Basically, "Sin City: A Dame to Kill For" is the kind of sequel that doesn't enter into too much new territory. The stories are mostly much the same in tone and plot as those of the first movie. "Sin City: A Dame to Kill For" is also almost a sequel that stands on its own. Well, almost.

Half of the stories in "Sin City: A Dame to Kill For" take place before the stories of the original movie and half don't. The titular story is actually the original story that featured the Dwight character whereas the original movie featured the sequel story for some reason. I thought that including the sequel story was a mistake in the first movie and this makes me think so even more. I think seeing the sequel story first doesn't give that story its full effect and yet you can't really watch the story in "Sin City: A Dame to Kill For" first because the rest of the movie doesn't make much sense without seeing the first movie beforehand. So, there's a little frustration in terms of the timeline between the stories.

Overall though, "Sin City: A Dame to Kill For" is just what someone looking for a "Sin City" movie should expect.

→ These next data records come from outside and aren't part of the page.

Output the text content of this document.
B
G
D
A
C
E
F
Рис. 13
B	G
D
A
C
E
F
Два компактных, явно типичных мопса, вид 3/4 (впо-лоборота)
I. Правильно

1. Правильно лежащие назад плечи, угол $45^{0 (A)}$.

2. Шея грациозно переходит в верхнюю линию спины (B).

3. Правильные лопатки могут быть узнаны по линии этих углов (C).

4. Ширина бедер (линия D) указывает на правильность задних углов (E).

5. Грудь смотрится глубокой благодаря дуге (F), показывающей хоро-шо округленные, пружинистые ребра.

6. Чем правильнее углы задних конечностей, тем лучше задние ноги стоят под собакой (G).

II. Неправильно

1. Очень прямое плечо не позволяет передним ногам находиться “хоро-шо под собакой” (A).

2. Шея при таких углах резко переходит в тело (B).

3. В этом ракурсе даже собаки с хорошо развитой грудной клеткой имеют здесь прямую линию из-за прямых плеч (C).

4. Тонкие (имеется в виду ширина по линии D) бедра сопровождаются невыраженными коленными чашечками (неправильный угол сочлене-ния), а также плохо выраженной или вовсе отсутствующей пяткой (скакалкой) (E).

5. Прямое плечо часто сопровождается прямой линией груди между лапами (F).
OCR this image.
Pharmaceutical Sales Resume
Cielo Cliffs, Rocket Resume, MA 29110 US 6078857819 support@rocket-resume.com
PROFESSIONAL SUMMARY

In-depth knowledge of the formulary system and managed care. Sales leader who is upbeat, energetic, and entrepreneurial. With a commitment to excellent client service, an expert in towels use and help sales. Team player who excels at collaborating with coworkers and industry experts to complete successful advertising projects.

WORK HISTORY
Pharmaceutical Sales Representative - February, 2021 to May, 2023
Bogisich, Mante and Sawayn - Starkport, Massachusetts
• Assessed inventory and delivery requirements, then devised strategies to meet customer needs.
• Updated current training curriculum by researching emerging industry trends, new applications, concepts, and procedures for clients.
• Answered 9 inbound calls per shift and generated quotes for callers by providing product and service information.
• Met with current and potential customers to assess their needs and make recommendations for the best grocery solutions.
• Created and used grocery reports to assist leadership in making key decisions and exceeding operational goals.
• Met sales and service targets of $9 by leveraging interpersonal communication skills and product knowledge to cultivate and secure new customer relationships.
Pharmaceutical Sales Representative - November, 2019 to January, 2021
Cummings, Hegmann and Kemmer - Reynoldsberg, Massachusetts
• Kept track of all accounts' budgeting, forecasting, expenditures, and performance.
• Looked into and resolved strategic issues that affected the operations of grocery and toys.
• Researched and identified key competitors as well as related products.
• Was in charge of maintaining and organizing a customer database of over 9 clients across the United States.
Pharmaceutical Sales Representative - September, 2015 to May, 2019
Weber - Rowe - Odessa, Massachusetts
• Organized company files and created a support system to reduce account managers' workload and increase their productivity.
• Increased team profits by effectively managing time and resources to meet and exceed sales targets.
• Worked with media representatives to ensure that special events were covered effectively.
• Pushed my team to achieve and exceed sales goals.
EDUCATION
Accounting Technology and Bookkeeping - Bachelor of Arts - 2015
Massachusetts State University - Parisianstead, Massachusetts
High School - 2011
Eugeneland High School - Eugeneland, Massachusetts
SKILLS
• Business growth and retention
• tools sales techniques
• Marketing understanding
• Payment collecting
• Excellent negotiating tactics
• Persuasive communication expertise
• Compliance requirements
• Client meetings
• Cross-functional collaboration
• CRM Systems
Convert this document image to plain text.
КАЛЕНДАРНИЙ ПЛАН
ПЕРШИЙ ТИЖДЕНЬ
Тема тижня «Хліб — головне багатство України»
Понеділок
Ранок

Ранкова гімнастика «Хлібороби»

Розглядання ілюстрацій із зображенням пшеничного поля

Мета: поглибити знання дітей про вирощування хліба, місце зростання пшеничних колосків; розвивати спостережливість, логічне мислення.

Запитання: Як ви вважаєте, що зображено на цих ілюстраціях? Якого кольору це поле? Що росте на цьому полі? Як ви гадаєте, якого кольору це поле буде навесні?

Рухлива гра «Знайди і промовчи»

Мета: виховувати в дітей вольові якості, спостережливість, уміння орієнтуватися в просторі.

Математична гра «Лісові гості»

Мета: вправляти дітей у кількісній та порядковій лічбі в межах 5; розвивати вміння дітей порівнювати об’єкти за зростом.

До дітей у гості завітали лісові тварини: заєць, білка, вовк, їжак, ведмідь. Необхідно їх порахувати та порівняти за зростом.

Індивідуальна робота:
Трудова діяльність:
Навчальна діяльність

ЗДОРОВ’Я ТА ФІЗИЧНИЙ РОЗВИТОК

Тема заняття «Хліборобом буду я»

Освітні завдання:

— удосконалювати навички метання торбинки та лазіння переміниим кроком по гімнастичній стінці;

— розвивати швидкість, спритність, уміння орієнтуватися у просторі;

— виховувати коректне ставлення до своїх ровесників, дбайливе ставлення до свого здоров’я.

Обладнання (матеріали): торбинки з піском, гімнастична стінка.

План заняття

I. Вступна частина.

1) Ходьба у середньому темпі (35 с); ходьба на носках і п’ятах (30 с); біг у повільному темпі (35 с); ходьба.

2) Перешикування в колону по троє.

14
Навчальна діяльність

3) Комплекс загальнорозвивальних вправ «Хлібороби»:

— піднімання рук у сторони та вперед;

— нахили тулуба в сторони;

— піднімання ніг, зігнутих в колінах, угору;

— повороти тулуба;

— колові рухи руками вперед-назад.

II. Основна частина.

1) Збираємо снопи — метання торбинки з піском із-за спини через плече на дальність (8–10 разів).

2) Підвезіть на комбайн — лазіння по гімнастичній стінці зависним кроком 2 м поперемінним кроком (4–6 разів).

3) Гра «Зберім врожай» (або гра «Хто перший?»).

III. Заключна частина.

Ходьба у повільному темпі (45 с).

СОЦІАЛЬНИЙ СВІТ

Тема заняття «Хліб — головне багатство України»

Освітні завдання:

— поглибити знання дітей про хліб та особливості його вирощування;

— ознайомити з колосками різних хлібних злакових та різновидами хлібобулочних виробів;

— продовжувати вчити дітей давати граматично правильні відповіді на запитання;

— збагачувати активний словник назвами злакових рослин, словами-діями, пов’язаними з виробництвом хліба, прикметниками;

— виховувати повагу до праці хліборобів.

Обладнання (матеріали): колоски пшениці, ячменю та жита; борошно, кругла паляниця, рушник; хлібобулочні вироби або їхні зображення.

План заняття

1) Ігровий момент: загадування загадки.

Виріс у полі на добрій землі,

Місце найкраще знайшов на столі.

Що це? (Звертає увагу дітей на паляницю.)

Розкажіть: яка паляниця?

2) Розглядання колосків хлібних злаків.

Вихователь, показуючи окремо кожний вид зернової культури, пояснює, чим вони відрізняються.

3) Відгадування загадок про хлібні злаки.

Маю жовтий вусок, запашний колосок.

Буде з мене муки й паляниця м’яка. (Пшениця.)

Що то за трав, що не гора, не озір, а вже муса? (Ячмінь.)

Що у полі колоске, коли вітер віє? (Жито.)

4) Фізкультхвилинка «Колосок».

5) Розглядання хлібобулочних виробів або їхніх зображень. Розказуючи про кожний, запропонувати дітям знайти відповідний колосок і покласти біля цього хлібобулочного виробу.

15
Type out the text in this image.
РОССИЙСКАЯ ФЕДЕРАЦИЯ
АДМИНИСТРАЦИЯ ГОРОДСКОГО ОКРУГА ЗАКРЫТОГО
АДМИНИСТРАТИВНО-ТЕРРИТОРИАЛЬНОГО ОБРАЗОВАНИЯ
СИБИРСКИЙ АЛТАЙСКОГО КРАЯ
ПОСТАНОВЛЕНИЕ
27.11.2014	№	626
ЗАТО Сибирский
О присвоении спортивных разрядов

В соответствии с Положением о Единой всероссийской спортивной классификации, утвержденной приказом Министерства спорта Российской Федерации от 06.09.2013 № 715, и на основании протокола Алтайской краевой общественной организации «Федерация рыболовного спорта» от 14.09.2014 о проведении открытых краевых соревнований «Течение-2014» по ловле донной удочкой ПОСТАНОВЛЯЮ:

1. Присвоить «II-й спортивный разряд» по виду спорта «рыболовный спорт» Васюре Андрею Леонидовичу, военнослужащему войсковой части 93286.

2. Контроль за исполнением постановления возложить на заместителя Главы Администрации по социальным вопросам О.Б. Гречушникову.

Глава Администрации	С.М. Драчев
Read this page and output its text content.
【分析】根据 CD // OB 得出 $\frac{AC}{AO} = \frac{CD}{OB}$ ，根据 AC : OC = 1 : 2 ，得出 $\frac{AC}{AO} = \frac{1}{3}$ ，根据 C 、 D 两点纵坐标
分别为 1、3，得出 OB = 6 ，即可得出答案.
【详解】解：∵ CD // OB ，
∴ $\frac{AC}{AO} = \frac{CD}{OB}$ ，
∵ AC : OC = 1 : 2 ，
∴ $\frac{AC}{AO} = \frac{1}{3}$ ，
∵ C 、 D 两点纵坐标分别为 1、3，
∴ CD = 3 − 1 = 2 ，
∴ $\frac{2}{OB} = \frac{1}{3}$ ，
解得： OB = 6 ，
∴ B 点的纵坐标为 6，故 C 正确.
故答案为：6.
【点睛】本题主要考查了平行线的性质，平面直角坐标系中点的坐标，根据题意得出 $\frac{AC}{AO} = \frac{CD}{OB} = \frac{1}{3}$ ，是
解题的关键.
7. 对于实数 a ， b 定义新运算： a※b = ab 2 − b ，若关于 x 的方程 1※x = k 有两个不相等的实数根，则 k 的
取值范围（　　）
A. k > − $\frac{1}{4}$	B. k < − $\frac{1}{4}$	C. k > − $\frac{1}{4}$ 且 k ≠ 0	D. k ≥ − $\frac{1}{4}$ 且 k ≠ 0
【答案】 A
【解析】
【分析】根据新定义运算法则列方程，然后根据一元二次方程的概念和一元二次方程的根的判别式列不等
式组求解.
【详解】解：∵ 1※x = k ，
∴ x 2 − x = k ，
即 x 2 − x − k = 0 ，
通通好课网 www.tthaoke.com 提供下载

Maybe that makes it less of a thrill than the first movie which showed us how this world would look on screen for the first time, but that doesn't mean the movie isn't any fun. In fact, I'd say "Sin City: A Dame to Kill For" is a lot of fun. The cast is a blast to watch, the visuals still have a lot of style, and the stories, while somewhat repetitive, are very entertaining and filled with the best kind of noir narration and dialogue that one would want in a movie such as this. I wouldn't kill for this movie, personally, but I certainly do enjoy watching it.